Per quanto riguarda Garibaldi, Rossi sfata il luogo comune – condiviso da Benedetto Croce – che vedeva nel ritiro a Caprera l’abbandono della vita politica. In realtà l’isoletta sarda fu il punto di ritrovo di democratici, socialisti, patrioti che volevano un’Italia diversa da quella nata dal compromesso regio. La fertile mente di Garibaldi non solo elaborò arditi progetti sociali ed economici volti a risollevare la penisola da secoli di incuria, ma si operò anche, con giovanile entusiasmo, affinché le potenze europee si accordassero su una pace stabile, degno coronamento delle lotte per l’indipendenza nazionale che avevano rivoluzionato la cartina del continente disegnata da Metternich nel 1815. L’abolizione della pena di morte, il suffragio universale, l’emancipazione femminile, il diritto alla salute dei cittadini, la protezione degli animali, l’arbitrato internazionale, la confederazione europea, fanno dell’eroe dei Due Mondi un nostro contemporaneo, anche se non tutte le sue iniziative andarono in porto.
Al ponderoso lavoro di Rossi avrei solo due obiezioni da muovere. La prima è un’eccessiva attenzione alle tesi di Denis Mack Smith che nulla di positivo concedono all’unità regia. In realtà, i vinti del Risorgimento sono tali soltanto perché non riuscirono a imporre il loro modello di stato nuovo, ma non lo sono se si considera che, grazie allo Statuto – con tutti i suoi difetti, garante delle libertà – furono attori politici (repubblicani, radicali, socialisti, cattolici) tutt’altro che irrilevanti e non sempre in positivo (fu, soprattutto, opera loro l’interventismo del «maggio radioso» e furono i loro disaccordi a spianare la strada al fascismo). La seconda obiezione riguarda la critica dell’annessione del Meridione al Regno sabaudo attraverso i plebisciti e non in virtù di un’assemblea costituente. Sennonché quest’ultima ha senso quando si tratta di rifondare una comunità politica «che già c’è» non quando se ne deve fondare una nuova e solo il nodo gordiano di una classe dirigente decisa e realistica può porre i popoli e le potenze straniere dinanzi al fatto compiuto, evitando i pericolosi dissensi dei partiti sui modi e gli istituti da adottare.

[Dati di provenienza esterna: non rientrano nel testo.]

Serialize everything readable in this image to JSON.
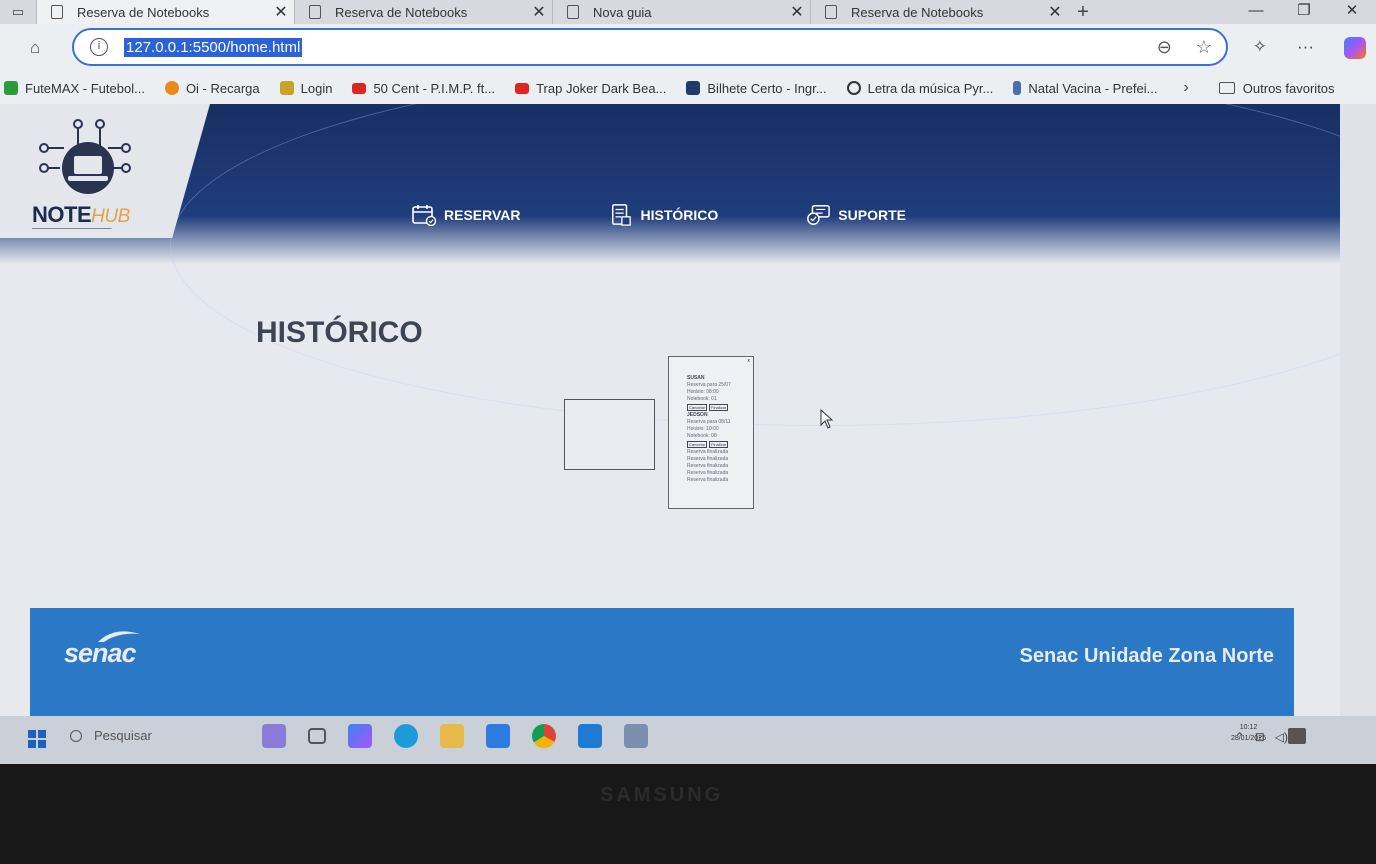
{
  "browser": {
    "tabs": [
      {
        "title": "Reserva de Notebooks",
        "active": true
      },
      {
        "title": "Reserva de Notebooks",
        "active": false
      },
      {
        "title": "Nova guia",
        "active": false
      },
      {
        "title": "Reserva de Notebooks",
        "active": false
      }
    ],
    "url": "127.0.0.1:5500/home.html",
    "favorites": [
      {
        "label": "FuteMAX - Futebol...",
        "color": "#2e9b3a"
      },
      {
        "label": "Oi - Recarga",
        "color": "#e88a1a"
      },
      {
        "label": "Login",
        "color": "#c9a227"
      },
      {
        "label": "50 Cent - P.I.M.P. ft...",
        "color": "#e02424"
      },
      {
        "label": "Trap Joker Dark Bea...",
        "color": "#e02424"
      },
      {
        "label": "Bilhete Certo - Ingr...",
        "color": "#1f3a6b"
      },
      {
        "label": "Letra da música Pyr...",
        "color": "#333333"
      },
      {
        "label": "Natal Vacina - Prefei...",
        "color": "#4a6fa5"
      }
    ],
    "favorites_more": "›",
    "other_favorites": "Outros favoritos"
  },
  "site": {
    "logo": {
      "main": "NOTE",
      "accent": "HUB"
    },
    "nav": [
      {
        "label": "RESERVAR",
        "icon": "calendar-icon"
      },
      {
        "label": "HISTÓRICO",
        "icon": "document-icon"
      },
      {
        "label": "SUPORTE",
        "icon": "chat-icon"
      }
    ],
    "page_title": "HISTÓRICO",
    "history_card": {
      "entries": [
        {
          "user": "SUSAN",
          "lines": [
            "Reserva para 25/07",
            "Horário: 08:00",
            "Notebook: 01"
          ],
          "buttons": [
            "Cancelar",
            "Finalizar"
          ]
        },
        {
          "user": "JEDSON",
          "lines": [
            "Reserva para 08/11",
            "Horário: 10:00",
            "Notebook: 08"
          ],
          "buttons": [
            "Cancelar",
            "Finalizar"
          ]
        }
      ],
      "extra_lines": [
        "Reserva finalizada",
        "Reserva finalizada",
        "Reserva finalizada",
        "Reserva finalizada",
        "Reserva finalizada"
      ],
      "close": "x"
    },
    "footer": {
      "brand": "senac",
      "unit": "Senac Unidade Zona Norte"
    }
  },
  "taskbar": {
    "search_placeholder": "Pesquisar",
    "time": "10:12",
    "date": "28/01/2025"
  },
  "monitor_brand": "SAMSUNG"
}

«Quella monarchia burocratica, rappresentativa, censitaria, era, un secolo fa, il solo ordinamento politico ed amministrativo, con cui potesse essere soddisfatto in Italia il bisogno di indipendenza e di coesione nazionale. Date le condizioni spirituali delle nostre moltitudini agricole, dato il frazionamento politico delle popolazioni cittadine, e dati i profondi dislivelli di civiltà fra le diverse regioni, il problema della unificazione nazionale italiana, se non si risolveva per quella via, non si risolveva affatto». A scriverlo, qualche anno dopo la marcia su Roma, non fu Cesare De Vecchi di Val Cismon, ma un intellettuale militante socialista, liberale e libertario: Gaetano Salvemini.